For their senior capstone project, four mechanical engineering students worked for the MBTA to design and build a sensor to capture data along the Red Line's bumpy ride.

"Has anybody here ever ridden the Red Line? And had a smooth, comfortable ride?"

So begins a senior capstone presentation in Mechanical Engineering, the culmination of a year’s worth of work for a real client, on a real problem, offering a real solution.

The problem starts with a bumpy ride, caused by unevenness in the road bed of the Boston’s Red Line track, ridden by over a quarter of a million people daily. As well as causing passenger discomfort, a bumpy ride means higher wear and tear on cars, lessening their useful lives. Four Mechanical Engineering students worked for the MBTA to design and build a sensor to record these bumps in real time, as the trains are running, to determine exactly where maintenance is needed first.

Like most capstone projects, this involved a multi-step process with research, design, materials choice, fabrication, and testing. Team members had to work within project constraints including technical limits on size, placement, safety, transmission length and wireless data capture. In addition, team members had to consider cost, replication and data collection. As they met and overcame challenges, they had to manage a shifting project schedule.

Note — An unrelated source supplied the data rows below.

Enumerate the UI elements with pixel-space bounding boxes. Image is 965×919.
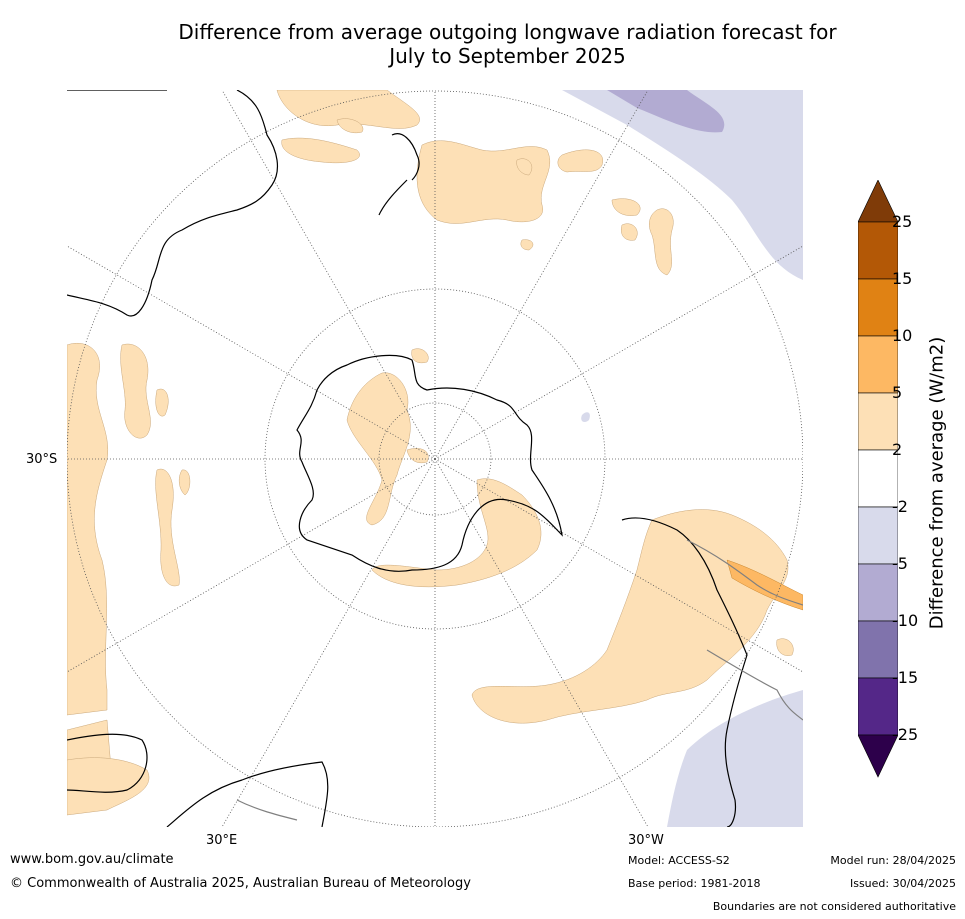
colorbar-tick-label: 10 xyxy=(892,326,913,345)
colorbar xyxy=(858,180,898,778)
graticule xyxy=(67,90,803,827)
colorbar-band xyxy=(858,392,898,451)
colorbar-segments xyxy=(858,180,898,778)
footer-issued: Issued: 30/04/2025 xyxy=(849,877,956,890)
colorbar-label: Difference from average (W/m2) xyxy=(926,336,948,630)
antarctica-coast xyxy=(296,354,563,572)
colorbar-band xyxy=(858,677,898,736)
title-line-1: Difference from average outgoing longwav… xyxy=(178,20,837,44)
negative-anomaly-regions xyxy=(562,90,803,827)
footer-base-period: Base period: 1981-2018 xyxy=(628,877,761,890)
footer-copyright: © Commonwealth of Australia 2025, Austra… xyxy=(10,876,471,891)
colorbar-band xyxy=(858,506,898,565)
footer-model: Model: ACCESS-S2 xyxy=(628,854,730,867)
colorbar-tick-label: -25 xyxy=(892,725,919,744)
new-zealand-coast xyxy=(378,133,420,216)
colorbar-tick-label: 25 xyxy=(892,212,913,231)
colorbar-tick-label: 15 xyxy=(892,269,913,288)
footer-disclaimer: Boundaries are not considered authoritat… xyxy=(712,900,956,913)
colorbar-tick-label: -5 xyxy=(892,554,908,573)
south-america-coast xyxy=(621,517,748,827)
southern-africa-coast xyxy=(166,761,329,827)
colorbar-tick-label: 2 xyxy=(892,440,903,459)
polar-map xyxy=(67,90,803,827)
longitude-label-bottom-right: 30°W xyxy=(628,833,664,848)
country-borders xyxy=(236,539,803,821)
coastlines xyxy=(67,90,748,827)
strong-negative-anomaly-region xyxy=(607,90,725,133)
colorbar-tick-label: -15 xyxy=(892,668,919,687)
footer-model-run: Model run: 28/04/2025 xyxy=(830,854,956,867)
map-title: Difference from average outgoing longwav… xyxy=(120,20,895,68)
colorbar-band xyxy=(858,620,898,679)
colorbar-tick-label: 5 xyxy=(892,383,903,402)
colorbar-extend-min xyxy=(858,734,898,778)
footer-url[interactable]: www.bom.gov.au/climate xyxy=(10,852,174,867)
latitude-label-left: 30°S xyxy=(26,452,58,467)
title-line-2: July to September 2025 xyxy=(389,44,626,68)
colorbar-tick-label: -2 xyxy=(892,497,908,516)
moderate-positive-anomaly-region xyxy=(726,559,803,611)
colorbar-band xyxy=(858,278,898,337)
longitude-label-bottom-left: 30°E xyxy=(206,833,238,848)
australia-coast xyxy=(67,90,279,317)
colorbar-tick-label: -10 xyxy=(892,611,919,630)
positive-anomaly-regions xyxy=(67,90,794,816)
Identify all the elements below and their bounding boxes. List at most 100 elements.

The team’s research concluded that building a sensor from scratch was the best solution to meet the project requirements. Options were raised, considered, tested, rejected or refined. For the sensor circuitry the team had to dive into electrical engineering. The housing unit went through 8 design changes as 3-D printing revealed correctable flaws.

As time grew short, dynamic testing on Lucy Little Road, Dartmouth substituted for a run over the Red Line track with the sensor measuring and communicating well. The team came in an astounding 93% under budget producing a sensor with a cost just over $50, a quarter of the cheapest commercial version (which did not meet the client specifications). As the project neared completion, the team recommended additional design changes such as adding GPS location data and further stabilizing the sensor in its housing. Next steps are for the MBTA to test the sensor on the Red Line itself.

The Red Line Capstone team is Edward del’Etoile, Kelly Merlo, Nathan Morgado and Michael Sereti. Arghavan Louhghalam, Assistant Professor of Civil and Environmental Engineering, served as project advisor. MBTA clients were Electrical Engineer Michael Walsh and Mechanical Engineer Scott Manning.